Wondering if your child has too many toys? Well, if your living room looks like a Toys ’R Us store, you’ll do your child no harm by reducing the clutter.
There comes a time in every parent’s life when they’re sitting in what used to be their loungeroom but now more closely resembles the toy section of Big W or Kmart.
Between birthdays, Christmas, McHappy meals and random gifts given as ‘rewards’ or bribes throughout the year, you can soon find yourself crowded out of your personal adult space by pieces of brightly coloured plastic and fluffy toy animals.

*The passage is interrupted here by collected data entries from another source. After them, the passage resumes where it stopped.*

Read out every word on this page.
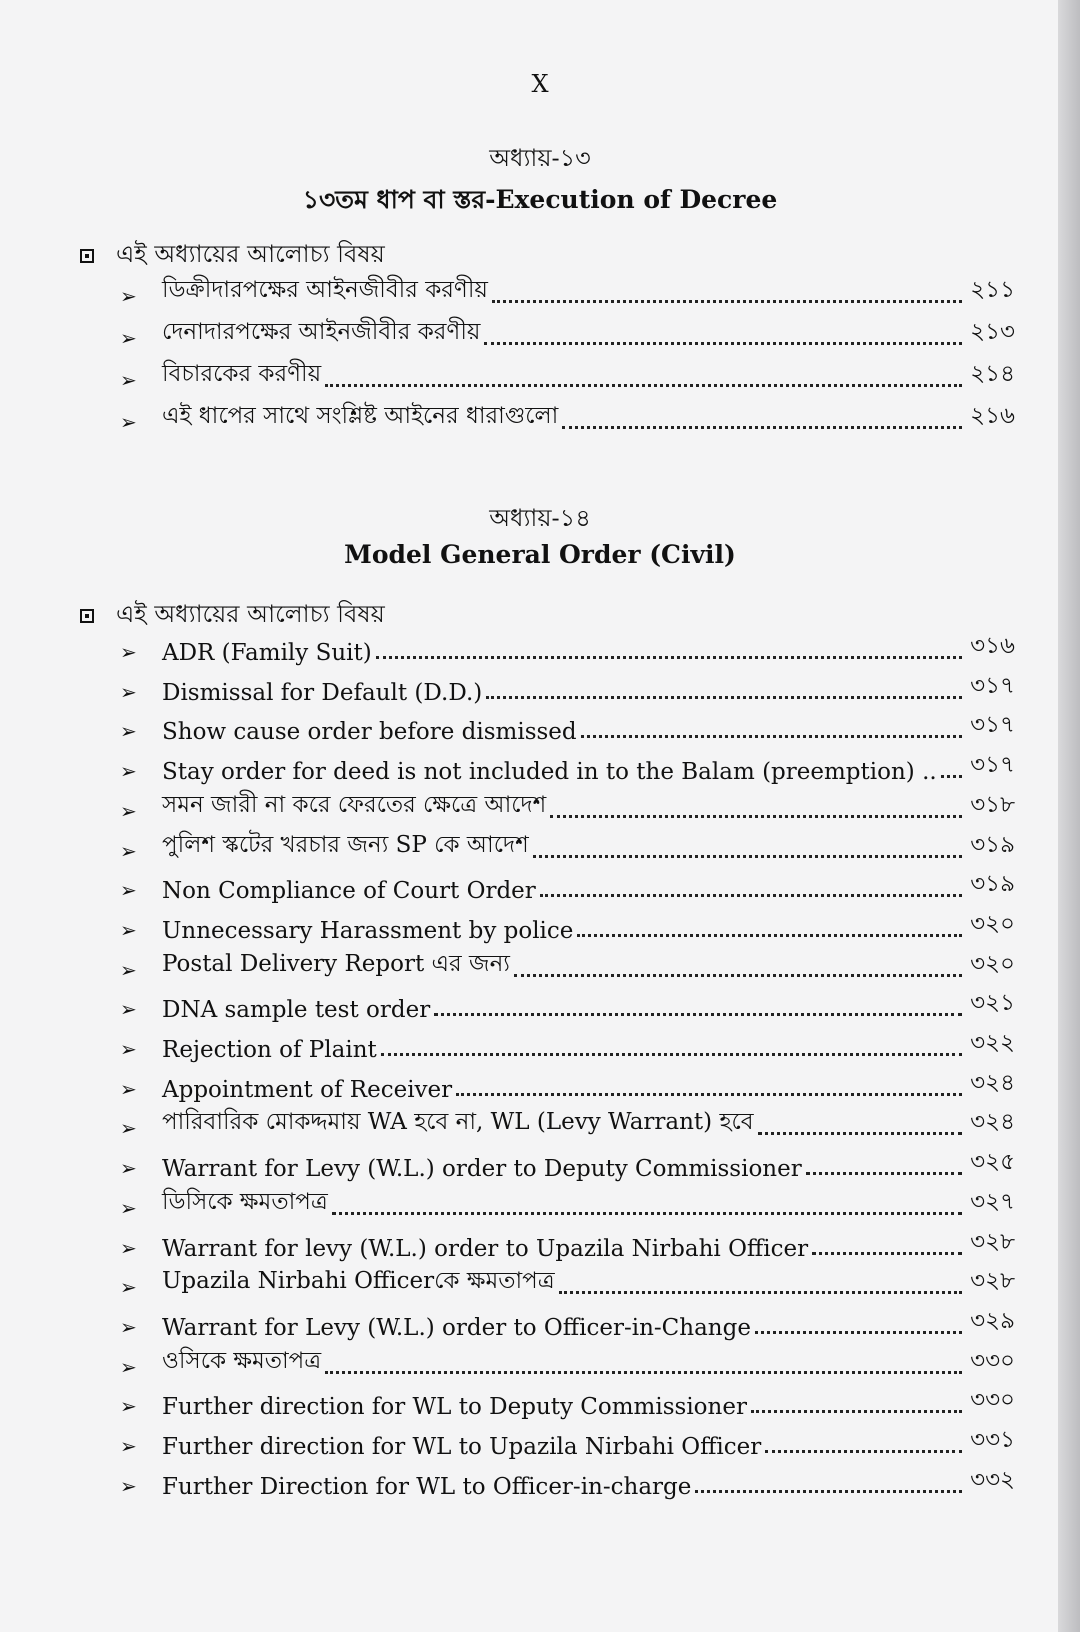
X
অধ্যায়-১৩
১৩তম ধাপ বা স্তর-Execution of Decree
এই অধ্যায়ের আলোচ্য বিষয়
➢	ডিক্রীদারপক্ষের আইনজীবীর করণীয়	২১১
➢	দেনাদারপক্ষের আইনজীবীর করণীয়	২১৩
➢	বিচারকের করণীয়	২১৪
➢	এই ধাপের সাথে সংশ্লিষ্ট আইনের ধারাগুলো	২১৬
অধ্যায়-১৪
Model General Order (Civil)
এই অধ্যায়ের আলোচ্য বিষয়
➢	ADR (Family Suit)	৩১৬
➢	Dismissal for Default (D.D.)	৩১৭
➢	Show cause order before dismissed	৩১৭
➢	Stay order for deed is not included in to the Balam (preemption) .. ৩১৭
➢	সমন জারী না করে ফেরতের ক্ষেত্রে আদেশ	৩১৮
➢	পুলিশ স্কটের খরচার জন্য SP কে আদেশ	৩১৯
➢	Non Compliance of Court Order	৩১৯
➢	Unnecessary Harassment by police	৩২০
➢	Postal Delivery Report এর জন্য	৩২০
➢	DNA sample test order	৩২১
➢	Rejection of Plaint	৩২২
➢	Appointment of Receiver	৩২৪
➢	পারিবারিক মোকদ্দমায় WA হবে না, WL (Levy Warrant) হবে	৩২৪
➢	Warrant for Levy (W.L.) order to Deputy Commissioner	৩২৫
➢	ডিসিকে ক্ষমতাপত্র	৩২৭
➢	Warrant for levy (W.L.) order to Upazila Nirbahi Officer	৩২৮
➢	Upazila Nirbahi Officerকে ক্ষমতাপত্র	৩২৮
➢	Warrant for Levy (W.L.) order to Officer-in-Change	৩২৯
➢	ওসিকে ক্ষমতাপত্র	৩৩০
➢	Further direction for WL to Deputy Commissioner	৩৩০
➢	Further direction for WL to Upazila Nirbahi Officer	৩৩১
➢	Further Direction for WL to Officer-in-charge	৩৩২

It’s at this point one asks the logical question, how many toys is too many toys? Did we have this many toys as kids, does a kid need this many? We live in an increasingly materialistic society in which escaping from advertising and marketing is, short of complete retreat from the world, close to impossible. Just watch any kid’s cartoon show on commercial TV to experience the advertising onslaught for all manner of child-oriented junk.
Researchers at the University of Toledo in the US attempted to answer this question last year when they recruited 36 toddlers and invited them to play in a room for half an hour with either four toys, or 16 toys. What happened?
Well, turns out the kids were far more creative when they had fewer toys to play with.
The experiment saw kids playing with each toy for twice as long and thinking up more uses for each toy, thereby lengthening and expanding their games. The researchers advised parents, schools and kindies that they should try rotating a small number of toys regularly, encouraging children to become more creative and improve their attention spans.
It makes sense and is in many ways obvious from observation of your own children. The more stuff, the less they can concentrate, flitting from one thing to another but settling on no particular toy. Too many toys, basically, is like a permanent Christmas morning of crazy over-stimulation.
Of course, taking the decision to limit the number of toys you allow your child to play with at any one time invites the real hard part: dealing with the little one’s undiminished desire to have every little thing they see on television or in the store.